В этом нет, разумеется, ни малейшего осуждения Иешуа; осуждается только
христианская по своей сути коммунистическая утопия - та же, которую осудил
Достоевский. А еще точнее, та вечная, и прежде, и теперь сущая власть Общества,
которая обращает идеи добра в идеи зла.

Резюме

Теологический ряд, затронутый в этой главе, тесно связан с аналогичным
социальным рядом. Функция земного суда, земной кары и вообще причастность
канонического Христа к человеческой скверне отобрана Булгаковым у Иешуа Га-Ноцри
и передана Воланду. Читатель, ознакомившийся с "Евангелием Михаила Булгакова",
заметит, что в точности такая же операция проделана с парой героев-антагонистов
в "ершалаимских главах": суд, власть, предсказания Страшного суда переданы
властителю Иудеи, Пилату, так что он становится "как бы богом". Аналогия
получается чрезвычайно сложная, но в ней проясняется суть Воланда, его
приземленность, близость к механизмам государственной власти, суда и кары. Пилат
в своей функции властителя приподнимается до библейского божества; Воланд в этой
же функции принижается до человека. По Булгакову, именно так евангелисты
принизили Христа, заставив его быть судьей. (Поэтому он абсолютно отводит Иешуа
от любой и всякой власти и суда. Только отказавшись от любой связи с обществом,
Иешуа получает качество Света, некоего божества по Булгакову.)

"Мастер и Маргарита" - не теологический и не философский трактат; от романа
нельзя ждать логической ясности. Двойственность Воланда, его причастность к
добру и злу есть в художественном смысле отражение двойственности мира. Его
черная сторона соприкасается с человеческими установлениями; светлая сторона - с
ценностями, не подлежащими земной власти, - творчеством, храбростью, любовью. Но
по своей, так сказать, должности дьявола он больше "при пакостях". Его сходство
с Иисусом - резкий и горестный ответ Достоевскому и, видимо, всем, возлагающим
надежду на Спасителя. Устройство мира таково, что даже дьявол, стремящийся к
добру, не властен исправить людей. Социум подчиняется самому себе, дьявол может
только его пародировать, "губя тысячи, чтобы спасся один", ибо сам Бог ничего
другого не смог бы сделать...

Социологический ряд вторгся в эту главу против логики исследования, поэтому еще
не время подвести итоги. Зафиксирую пока одно: булгаковская оценка
действительности, по-видимому, целиком совпадает с прогнозом Достоевского о
психологической подкладке и общественных последствиях социалистических утопий.

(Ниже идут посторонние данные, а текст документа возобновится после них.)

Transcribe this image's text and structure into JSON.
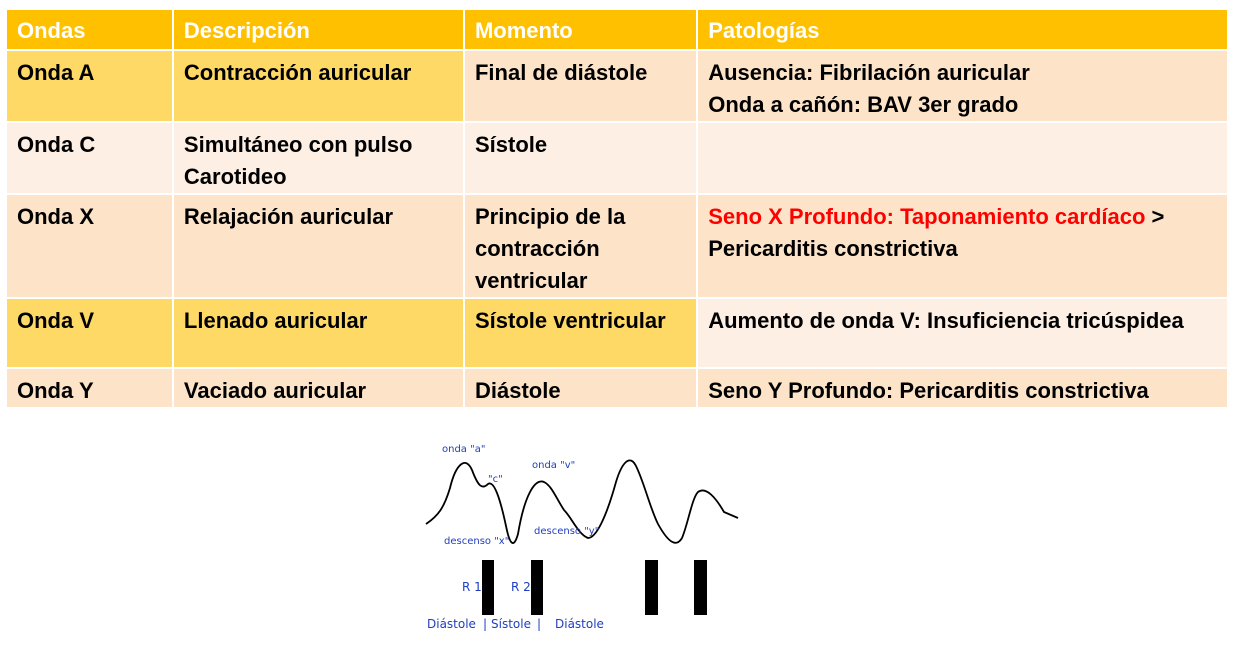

Остальное - зарубки на память для последующего анализа. Нам предстоит
разобраться в следующих вопросах: насколько полно отражены в "Мастере"
антиутопические идеи Достоевского; насколько верно предположение, что Берлиоз
ассоциирован с "мошенничеством" в духе Ницше?

И два последних, тягостных вопроса: почему Воланд оказался "шутником",
радующимся смерти ребенка? Какова структура механизма, связывающего праведника и
подлеца, Иешуа и Берлиоза?

Часть вторая.

Мастер и Иешуа Га-Ноцри

Я хорошо знаю, что такое дьявольские искушения и что одно из самых больших
искушений - это навести человека на мысль, что он способен сочинить и выдать в
свет книгу, которая принесет ему столько же славы, сколько и денег.

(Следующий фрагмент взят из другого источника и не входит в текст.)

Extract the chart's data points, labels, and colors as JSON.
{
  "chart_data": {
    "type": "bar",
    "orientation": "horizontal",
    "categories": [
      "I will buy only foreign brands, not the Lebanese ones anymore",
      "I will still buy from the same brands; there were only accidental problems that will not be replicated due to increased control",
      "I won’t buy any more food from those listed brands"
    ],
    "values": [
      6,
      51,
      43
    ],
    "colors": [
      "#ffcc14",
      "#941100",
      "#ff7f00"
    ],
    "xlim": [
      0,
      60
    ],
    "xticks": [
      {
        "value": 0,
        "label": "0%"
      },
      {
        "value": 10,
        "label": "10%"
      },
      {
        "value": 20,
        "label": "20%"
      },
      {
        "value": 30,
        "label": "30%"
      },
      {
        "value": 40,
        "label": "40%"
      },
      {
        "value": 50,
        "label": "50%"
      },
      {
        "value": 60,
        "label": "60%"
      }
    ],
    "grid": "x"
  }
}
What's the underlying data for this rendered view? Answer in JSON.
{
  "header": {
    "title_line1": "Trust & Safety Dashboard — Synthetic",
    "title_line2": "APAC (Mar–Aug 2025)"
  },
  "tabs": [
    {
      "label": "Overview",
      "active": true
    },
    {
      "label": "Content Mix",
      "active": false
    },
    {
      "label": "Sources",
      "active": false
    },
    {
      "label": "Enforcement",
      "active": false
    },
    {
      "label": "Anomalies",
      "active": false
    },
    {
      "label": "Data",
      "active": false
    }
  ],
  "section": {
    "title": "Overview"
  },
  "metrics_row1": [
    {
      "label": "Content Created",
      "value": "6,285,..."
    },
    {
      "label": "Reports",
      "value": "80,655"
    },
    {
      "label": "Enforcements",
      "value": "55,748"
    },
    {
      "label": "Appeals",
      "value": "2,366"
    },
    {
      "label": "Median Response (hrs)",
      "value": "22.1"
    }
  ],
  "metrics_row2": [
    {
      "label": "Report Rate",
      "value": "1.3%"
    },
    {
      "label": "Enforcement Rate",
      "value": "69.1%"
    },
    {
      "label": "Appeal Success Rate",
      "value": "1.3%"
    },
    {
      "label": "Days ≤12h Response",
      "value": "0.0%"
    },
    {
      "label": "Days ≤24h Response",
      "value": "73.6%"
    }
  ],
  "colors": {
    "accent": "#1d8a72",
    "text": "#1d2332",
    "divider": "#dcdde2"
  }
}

Мигель де Сервантес Сааведра. "Дон-Кихот"

Кто называется "асуфи"? Тот, кого подобрали на улице, и он не знает ни отца
своего, ни матери своей.

Мишна, Кидд. IV. 2

27. Иов, Достоевский, Булгаков

Сатана, творящий "пакости" с соизволения Бога, появился в литературе нашей
экумены едва ли не 25 веков назад, в Книге Иова. И тогда же, по-видимому, в
большую литературу вошла тема сомнения в божественной справедливости.
Неудивительно, что в "Братьях Карамазовых" есть топик "Иова" - изумляет, скорее,
отвага Достоевского, решившегося вновь обсуждать столь древний и знаменитый
этический сюжет.

В этом смысле Достоевский опять-таки оказывается учителем Булгакова.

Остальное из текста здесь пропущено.